While excited to at last have a potential lead on Elam, Gretchen realized the implications of finding government records that chronicled the lives of slaves went far beyond his research on “Smokey Joe.”

“In looking for Fanny, I kept running across these deed records, and I thought, ‘Surely, someone has compiled this already,’” Gretchen said. As it turned out, they had not, and a project Seguin’s former library director thought he could accomplish in a few weeks, turned into a year’s worth of work.

The problem, Gretchen writes in the preface to his new book, “Slave Transactions of Guadalupe County, Texas,” was a daunting one.

“How do you learn about a slave — someone whose imprint on life was so restricted that even their name was excluded from most official registers, such as census records and tax rolls?”

It’s a problem for nearly everybody who researches African American genealogy, and Gretchen set out in the county courthouse to document as fully as possible the names of those who lived here and worked as slaves prior to emancipation, and tell bits of their stories as he learned them.

The 342-page volume that includes historic illustrations is divided into chapters that list tables and sometimes includes photos of the documents the researcher found interspersed with notes that tell the stories of some.

Chapters cover the names of those who owned slaves, lists of slave purchase transactions, slave mortgage transactions, slave registers, slave agents and probate and criminal transactions involving slaves.

Much of the county, Gretchen writes in his introduction, was built by slave labor, which contributed greatly to this county’s early economic development.

“They built roads, grew crops, operated ferries, drove cattle and constructed the finest homes and businesses,” he wrote.

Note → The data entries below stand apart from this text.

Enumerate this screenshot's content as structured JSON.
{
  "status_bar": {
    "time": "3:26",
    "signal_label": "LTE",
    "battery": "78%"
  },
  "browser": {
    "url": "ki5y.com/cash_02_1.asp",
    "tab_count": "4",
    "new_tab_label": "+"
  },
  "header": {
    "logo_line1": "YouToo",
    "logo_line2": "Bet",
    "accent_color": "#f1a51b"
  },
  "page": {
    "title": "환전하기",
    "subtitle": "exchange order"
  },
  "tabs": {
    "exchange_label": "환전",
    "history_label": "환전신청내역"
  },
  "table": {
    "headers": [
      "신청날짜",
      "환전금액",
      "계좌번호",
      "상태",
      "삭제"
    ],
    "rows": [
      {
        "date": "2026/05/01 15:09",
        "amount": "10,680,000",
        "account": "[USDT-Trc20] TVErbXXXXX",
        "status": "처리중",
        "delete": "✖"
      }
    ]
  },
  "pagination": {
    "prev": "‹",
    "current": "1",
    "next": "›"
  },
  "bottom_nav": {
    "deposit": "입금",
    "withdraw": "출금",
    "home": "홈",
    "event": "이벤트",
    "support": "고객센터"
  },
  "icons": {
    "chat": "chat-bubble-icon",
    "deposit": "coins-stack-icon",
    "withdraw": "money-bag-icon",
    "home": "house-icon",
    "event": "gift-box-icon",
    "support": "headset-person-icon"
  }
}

While the accomplishments of Seguin’s early slave owners are well-documented in history, the names of the slaves who supported them are mostly forgotten. Gretchen’s book chronicles the names of about 1,500 of them.

“There are some fascinating people in there, and some great stories,” he said. “There are lots of really prominent Texans in there.”

There are lots of not-so-prominent people in there as well, and they also had great stories, Gretchen said.

The chapter on criminal cases lists the story of a slave named Jack, who found his wife in a barn with another man, was convicted for killing her with an axe on Jan. 2, 1860 but could not testify in his own defense because slaves were not permitted to offer testimony, and was hanged along the Guadalupe — in front of a crowd of 1,500 concerned citizens.

“There were criminal prosecutions of slaves that turned out better than that,” Gretchen said. “I was pleasantly surprised to see slaves who were indicted for attempted murder and eventually found not guilty.”

It was a good thing because Texas laws of the day allowed only two penalties for slaves convicted of serious crimes — whipping or hanging.

Another unfortunate aspect of Texas law for people of color was that during those days, a freed African American could not live in Texas — one had to either be enslaved or leave the state.

One black family, he said, had to petition the court to enslave it — so they could remain here.

“Slavery wasn’t just about ownership,” Gretchen said. “It was an institution that was heavily ingrained in the culture and the economy.”

Gretchen said he’s finding a lot of local interest — not just among descendants of slaves but among the descendants of their owners, as well.

He hopes to follow “Slave Transactions” with another volume that tells some of the more interesting stories in greater detail, and Gretchen says he would like to hear from anyone who has any stories, information or documentation. He’s also compiling records and stories of freed slaves of Guadalupe County, he said.

“Before we forget, let’s find out their names and tell their stories before it’s too late,” Gretchen said. “That was really the impetus for this book. I was interested in seeking how soon after emancipation that people got married, owned businesses, participated in court proceedings and that sort of thing, and I’m compiling stories of slaves of Guadalupe County I also hope to present. I would welcome any information that comes forward.”